Yes, there are anti-arithmetic sequences (AASs) of any length.

If $(a_1, \ldots, a_n)$ and $(b_1, \ldots, b_n)$ are AASs of length $n$, then we claim that $$ (2a_1, \ldots, 2a_n, 2b_1 - 1, \ldots, 2b_n-1) $$ is an AAS of length $2n$. Indeed it is clear that every integer $1, \ldots, 2n$ appears precisely once, the even ones in the first half and the odd ones in the second half. Furthermore, suppose towards a contradiction that it contains a non-trivial arithmetic sequence. If that sequence is of the form $(2a_i, 2a_j, x)$ then we must have that $x$ is even, therefore $x = 2a_k$. But then $(a_i, a_j, a_k)$ would be an arithmetic sequence in $(a_1, \ldots, a_n)$. For a similar reason,we cannot have an arithmetic sequence $(2b_i - 1, 2b_j - 1, x)$. Finally, a sequence $(2a_i, 2b_j - 1, x)$ cannot be arithmetic either, because $x$ would have to be even, but no even number occurs after an odd one.
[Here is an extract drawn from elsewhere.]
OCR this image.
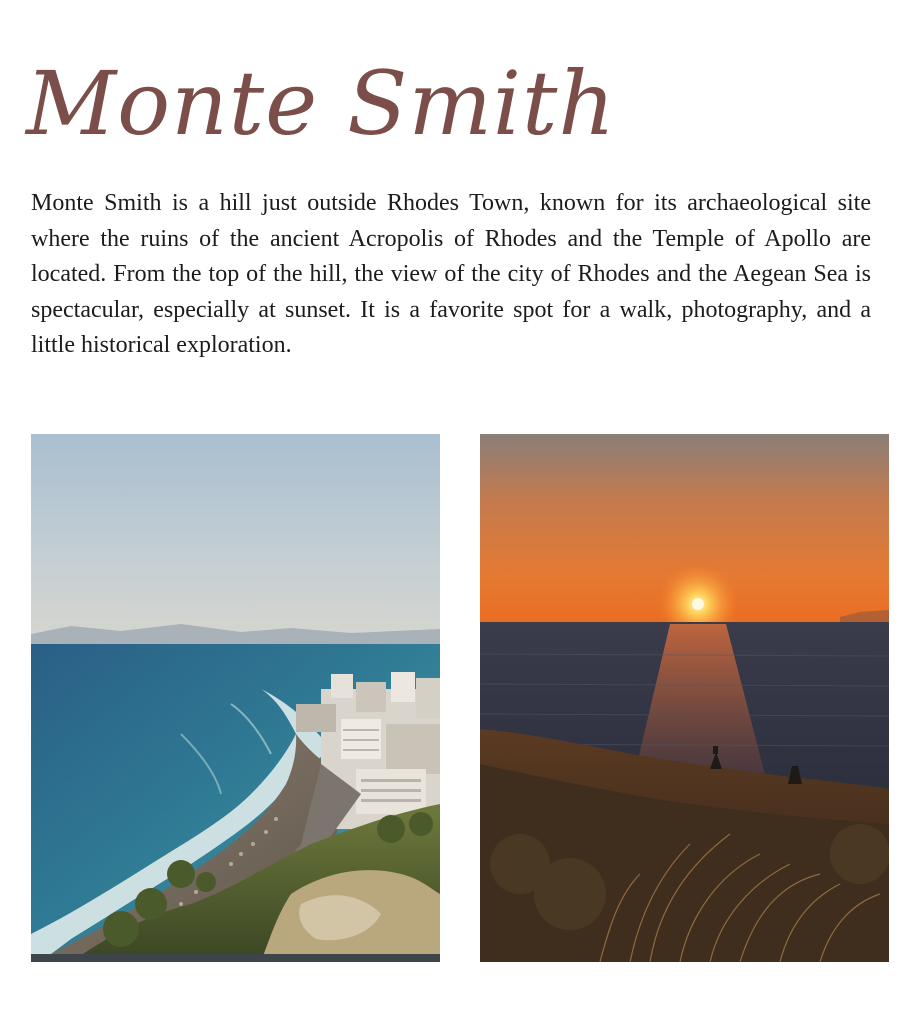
Monte Smith

Monte Smith is a hill just outside Rhodes Town, known for its archaeological site where the ruins of the ancient Acropolis of Rhodes and the Temple of Apollo are located. From the top of the hill, the view of the city of Rhodes and the Aegean Sea is spectacular, especially at sunset. It is a favorite spot for a walk, photography, and a little historical exploration.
Since there is at least one anti-arithmetic sequence, there are arbitrariy long anti-arithmetic sequences. From a longer AAS we can always make a shorter one by simply taking only the lower numbers from the sequence, so there are AASs of any length.

Note furthermore that you can reverse the order of the odd and even parts, and the same argument goes through. This means that if there are $k$ AASs of length $n$, then this construction gives $2k^2$ different AASs of length $2k$. Since there is trivially 1 AAS of length 1, this tells us that there are at least $2^{2^n - 1}$ AASs of length $2^n$. Since the number of AASs of length $n$ is bounded by the greatest power of 2 below $k$ and the least power of 2 greater than $k$, this in particular shows that there are exponentially many length $k$ AASs.